Why not offer this as an option to someone? Simply saying ‘I get that this might be tough to talk about right now so if you’d prefer to share your story by email you can absolutely do that’ might allow someone to open up when they otherwise wouldn’t or couldn’t.

Reflection 3: Be bloody real


I did eventually share bits of my journey with people in my team. My favourite response from a colleague was a ‘shit mate, that sounds like an awful experience. I’m sorry you’ve been through all that’ as she poured me an extra extra large glass of wine.


There was no pity. No platitudes. No ‘helpful’ advice. Just genuine empathy and acknowledgement of my experience. I have always appreciated that response (and the wine!).


Other less cool responses when I explained what I was going through included ‘have you tried just getting really drunk?’ or ‘it will happen when you stop trying’ or ‘my second-cousin’s friend’s sister-in-law went sugar free and fell pregnant in a week’… *sigh*


When someone is trusting you enough to share their story, respect them by acknowledging it; not diminishing it, trivialising it or one-upping it.


I have a few well-practiced lines I use including:

  • Jeez that’s tough, it sounds like you’ve really been through the wringer.

  • I appreciate you trusting me enough to share that and I’m sorry things have been so hard. Is there anything I can do support you?

  • I’m not sure what will help you most right now. I can sit and listen if you want to talk, or I can talk and distract you with my hilarity?

  • Rightio. Red, white or tequila? (ok, I’m half joking with this one)

Reflection 4: Make a point of following up


One of the saddest things I experienced was sharing my story with people only for it to never become a topic of conversation ever again. I even had some friends just stop contacting me altogether perhaps because they didn’t know what to say??

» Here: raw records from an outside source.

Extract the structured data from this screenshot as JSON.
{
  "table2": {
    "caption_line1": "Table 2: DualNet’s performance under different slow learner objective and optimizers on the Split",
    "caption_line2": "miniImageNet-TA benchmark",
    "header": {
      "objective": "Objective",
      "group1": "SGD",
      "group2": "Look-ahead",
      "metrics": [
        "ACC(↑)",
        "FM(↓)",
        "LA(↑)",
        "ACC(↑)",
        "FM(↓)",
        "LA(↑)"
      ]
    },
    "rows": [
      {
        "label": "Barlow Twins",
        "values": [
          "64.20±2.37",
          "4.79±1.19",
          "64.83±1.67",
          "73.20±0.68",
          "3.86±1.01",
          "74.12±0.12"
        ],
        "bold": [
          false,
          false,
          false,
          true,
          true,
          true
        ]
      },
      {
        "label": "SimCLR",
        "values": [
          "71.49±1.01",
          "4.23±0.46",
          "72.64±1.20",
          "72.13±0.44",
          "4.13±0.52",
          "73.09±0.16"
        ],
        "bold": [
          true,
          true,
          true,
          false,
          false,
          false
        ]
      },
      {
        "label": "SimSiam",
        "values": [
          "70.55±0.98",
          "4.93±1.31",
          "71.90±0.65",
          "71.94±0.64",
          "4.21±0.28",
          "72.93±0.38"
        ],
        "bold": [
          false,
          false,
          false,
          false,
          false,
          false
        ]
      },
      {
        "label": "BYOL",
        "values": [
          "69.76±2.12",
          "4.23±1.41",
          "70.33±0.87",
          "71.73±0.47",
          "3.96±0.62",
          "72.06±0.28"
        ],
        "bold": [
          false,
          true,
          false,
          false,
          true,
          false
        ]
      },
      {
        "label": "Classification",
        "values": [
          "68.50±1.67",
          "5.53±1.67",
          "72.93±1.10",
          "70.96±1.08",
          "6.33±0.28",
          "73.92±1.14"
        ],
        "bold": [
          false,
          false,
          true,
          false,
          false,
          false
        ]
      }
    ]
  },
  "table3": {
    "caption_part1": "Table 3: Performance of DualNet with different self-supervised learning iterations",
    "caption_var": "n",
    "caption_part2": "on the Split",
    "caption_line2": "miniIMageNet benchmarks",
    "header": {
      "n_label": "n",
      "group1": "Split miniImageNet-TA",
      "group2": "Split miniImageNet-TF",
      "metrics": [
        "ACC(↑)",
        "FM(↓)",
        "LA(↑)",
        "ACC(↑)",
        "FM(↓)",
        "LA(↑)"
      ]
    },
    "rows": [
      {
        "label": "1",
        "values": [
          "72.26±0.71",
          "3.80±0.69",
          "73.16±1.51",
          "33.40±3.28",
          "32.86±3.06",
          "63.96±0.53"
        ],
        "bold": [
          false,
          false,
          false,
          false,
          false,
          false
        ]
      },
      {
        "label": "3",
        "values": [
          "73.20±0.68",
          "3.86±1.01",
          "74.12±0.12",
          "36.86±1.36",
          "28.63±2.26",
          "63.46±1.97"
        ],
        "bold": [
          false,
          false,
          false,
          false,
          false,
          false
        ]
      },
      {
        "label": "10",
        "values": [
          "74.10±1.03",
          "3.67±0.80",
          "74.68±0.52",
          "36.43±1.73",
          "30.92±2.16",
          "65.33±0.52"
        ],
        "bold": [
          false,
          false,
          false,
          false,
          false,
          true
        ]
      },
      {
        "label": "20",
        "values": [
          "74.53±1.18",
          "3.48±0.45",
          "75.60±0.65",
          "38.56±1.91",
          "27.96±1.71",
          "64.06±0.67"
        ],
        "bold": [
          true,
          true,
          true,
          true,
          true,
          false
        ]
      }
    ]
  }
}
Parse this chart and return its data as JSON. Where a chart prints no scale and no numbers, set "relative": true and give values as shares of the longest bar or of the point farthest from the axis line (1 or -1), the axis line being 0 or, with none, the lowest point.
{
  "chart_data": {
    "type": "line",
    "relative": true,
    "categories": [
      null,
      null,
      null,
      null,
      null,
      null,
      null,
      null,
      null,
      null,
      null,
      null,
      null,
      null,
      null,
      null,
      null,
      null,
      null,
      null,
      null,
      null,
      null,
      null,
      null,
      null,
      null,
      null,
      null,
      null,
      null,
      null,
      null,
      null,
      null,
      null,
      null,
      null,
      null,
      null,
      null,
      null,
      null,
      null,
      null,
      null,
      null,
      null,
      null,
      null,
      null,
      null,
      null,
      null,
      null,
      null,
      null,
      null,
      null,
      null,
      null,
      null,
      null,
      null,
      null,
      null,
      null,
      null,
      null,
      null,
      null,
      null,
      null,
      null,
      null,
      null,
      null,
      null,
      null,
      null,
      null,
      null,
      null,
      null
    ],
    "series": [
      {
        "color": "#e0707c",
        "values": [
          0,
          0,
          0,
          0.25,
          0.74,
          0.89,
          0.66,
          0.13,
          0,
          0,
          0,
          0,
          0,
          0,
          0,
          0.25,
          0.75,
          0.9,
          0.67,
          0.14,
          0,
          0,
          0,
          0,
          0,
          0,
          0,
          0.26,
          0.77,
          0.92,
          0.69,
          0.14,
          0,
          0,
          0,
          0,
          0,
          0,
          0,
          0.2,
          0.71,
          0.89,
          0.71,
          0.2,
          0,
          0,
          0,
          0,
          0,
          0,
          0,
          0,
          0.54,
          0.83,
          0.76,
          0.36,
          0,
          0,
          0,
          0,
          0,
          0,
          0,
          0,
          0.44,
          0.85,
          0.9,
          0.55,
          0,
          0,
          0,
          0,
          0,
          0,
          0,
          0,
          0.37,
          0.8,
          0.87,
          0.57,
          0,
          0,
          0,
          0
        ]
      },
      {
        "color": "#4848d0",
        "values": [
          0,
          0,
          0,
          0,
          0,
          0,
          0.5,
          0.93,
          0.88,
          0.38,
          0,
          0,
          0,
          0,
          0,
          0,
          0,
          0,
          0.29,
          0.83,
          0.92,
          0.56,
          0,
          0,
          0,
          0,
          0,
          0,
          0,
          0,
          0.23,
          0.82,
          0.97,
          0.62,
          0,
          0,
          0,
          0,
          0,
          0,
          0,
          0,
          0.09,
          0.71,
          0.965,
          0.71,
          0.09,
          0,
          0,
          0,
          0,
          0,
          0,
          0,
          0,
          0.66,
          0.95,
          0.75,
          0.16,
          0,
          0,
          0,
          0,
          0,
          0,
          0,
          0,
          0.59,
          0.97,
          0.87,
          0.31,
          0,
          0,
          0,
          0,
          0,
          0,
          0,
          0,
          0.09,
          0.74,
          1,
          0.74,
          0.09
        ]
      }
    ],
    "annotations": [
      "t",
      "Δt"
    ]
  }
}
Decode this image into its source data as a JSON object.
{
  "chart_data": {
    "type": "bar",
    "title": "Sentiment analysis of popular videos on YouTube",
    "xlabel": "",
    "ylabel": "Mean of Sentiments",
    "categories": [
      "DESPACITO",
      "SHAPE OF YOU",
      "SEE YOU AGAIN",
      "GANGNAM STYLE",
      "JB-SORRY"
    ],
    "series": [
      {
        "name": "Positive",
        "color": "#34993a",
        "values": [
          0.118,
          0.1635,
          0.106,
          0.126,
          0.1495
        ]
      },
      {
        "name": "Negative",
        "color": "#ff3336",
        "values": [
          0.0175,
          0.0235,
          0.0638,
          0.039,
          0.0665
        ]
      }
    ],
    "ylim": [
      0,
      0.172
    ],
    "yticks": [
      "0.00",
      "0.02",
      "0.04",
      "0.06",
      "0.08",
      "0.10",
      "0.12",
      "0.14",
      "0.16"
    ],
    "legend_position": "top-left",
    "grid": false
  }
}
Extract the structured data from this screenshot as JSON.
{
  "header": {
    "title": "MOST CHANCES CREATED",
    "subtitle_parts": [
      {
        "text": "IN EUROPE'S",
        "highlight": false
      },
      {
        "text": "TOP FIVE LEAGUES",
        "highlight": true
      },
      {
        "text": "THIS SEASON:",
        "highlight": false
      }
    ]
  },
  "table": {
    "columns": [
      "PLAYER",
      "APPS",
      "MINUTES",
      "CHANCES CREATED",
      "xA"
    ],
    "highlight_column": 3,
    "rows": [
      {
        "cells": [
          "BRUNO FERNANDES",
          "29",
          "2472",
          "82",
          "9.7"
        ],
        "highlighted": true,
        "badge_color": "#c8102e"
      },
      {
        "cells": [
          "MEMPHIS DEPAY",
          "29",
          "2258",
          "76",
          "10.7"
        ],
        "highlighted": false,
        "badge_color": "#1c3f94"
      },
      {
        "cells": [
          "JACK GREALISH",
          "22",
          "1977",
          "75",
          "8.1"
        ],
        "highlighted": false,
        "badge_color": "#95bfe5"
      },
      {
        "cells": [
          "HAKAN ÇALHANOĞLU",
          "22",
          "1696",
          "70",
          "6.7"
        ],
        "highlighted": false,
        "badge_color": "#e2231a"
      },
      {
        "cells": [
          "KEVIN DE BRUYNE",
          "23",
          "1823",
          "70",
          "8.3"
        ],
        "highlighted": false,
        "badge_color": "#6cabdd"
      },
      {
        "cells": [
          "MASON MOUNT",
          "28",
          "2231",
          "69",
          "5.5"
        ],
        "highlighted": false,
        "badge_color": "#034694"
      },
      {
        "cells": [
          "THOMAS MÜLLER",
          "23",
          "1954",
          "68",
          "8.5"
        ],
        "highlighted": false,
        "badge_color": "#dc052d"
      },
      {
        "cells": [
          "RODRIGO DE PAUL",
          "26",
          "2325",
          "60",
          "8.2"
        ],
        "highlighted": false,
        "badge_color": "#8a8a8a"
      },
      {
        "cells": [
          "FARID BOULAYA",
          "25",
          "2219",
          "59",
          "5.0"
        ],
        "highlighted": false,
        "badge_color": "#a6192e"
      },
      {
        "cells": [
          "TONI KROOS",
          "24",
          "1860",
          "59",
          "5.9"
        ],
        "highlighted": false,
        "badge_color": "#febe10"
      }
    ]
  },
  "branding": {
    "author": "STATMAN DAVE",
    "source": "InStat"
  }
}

The shitty thing doesn’t have to be the topic of convo all the time or in every discussion, but occasionally asking ‘hey how’s the <insert shit bit> going?’ acknowledges that the experience is ongoing and that you care enough to ask. The other person can then choose to engage in a discussion or shut it down.


One of my mates has terminal cancer. It’s sad to talk about. And while I don’t want to make it the singular focus of our catch ups (because their life is so much more than their diagnosis) I always make a point of asking about their treatment and their health. Ignoring it would be disrespectful. And what they are going through is huge and I want them to know they can talk about that with me; even though it’s hard and sad and I don’t always know what to say.


Following up doesn’t have to be this big intense thing either. Even sending a quick message saying ‘hope you’re doing ok today’ or ‘sing out if you need anything this week’ can mean the world to someone floating alone on an Issue Iceberg.


Humans are complicated little beings. We all have our preferences and quirks. There is no exact science to any of this. The only real mistake is not reach out to someone at all. Most people can tell if your approach is genuine, even if it’s clunky and a bit awkward, and respect your effort.

So this R U OK day, take some time to reflect on your approach to supporting others and see if there are small tweaks you can make that might help support those in your life who, like me, might need some silent solidarity rather than a scary conversation.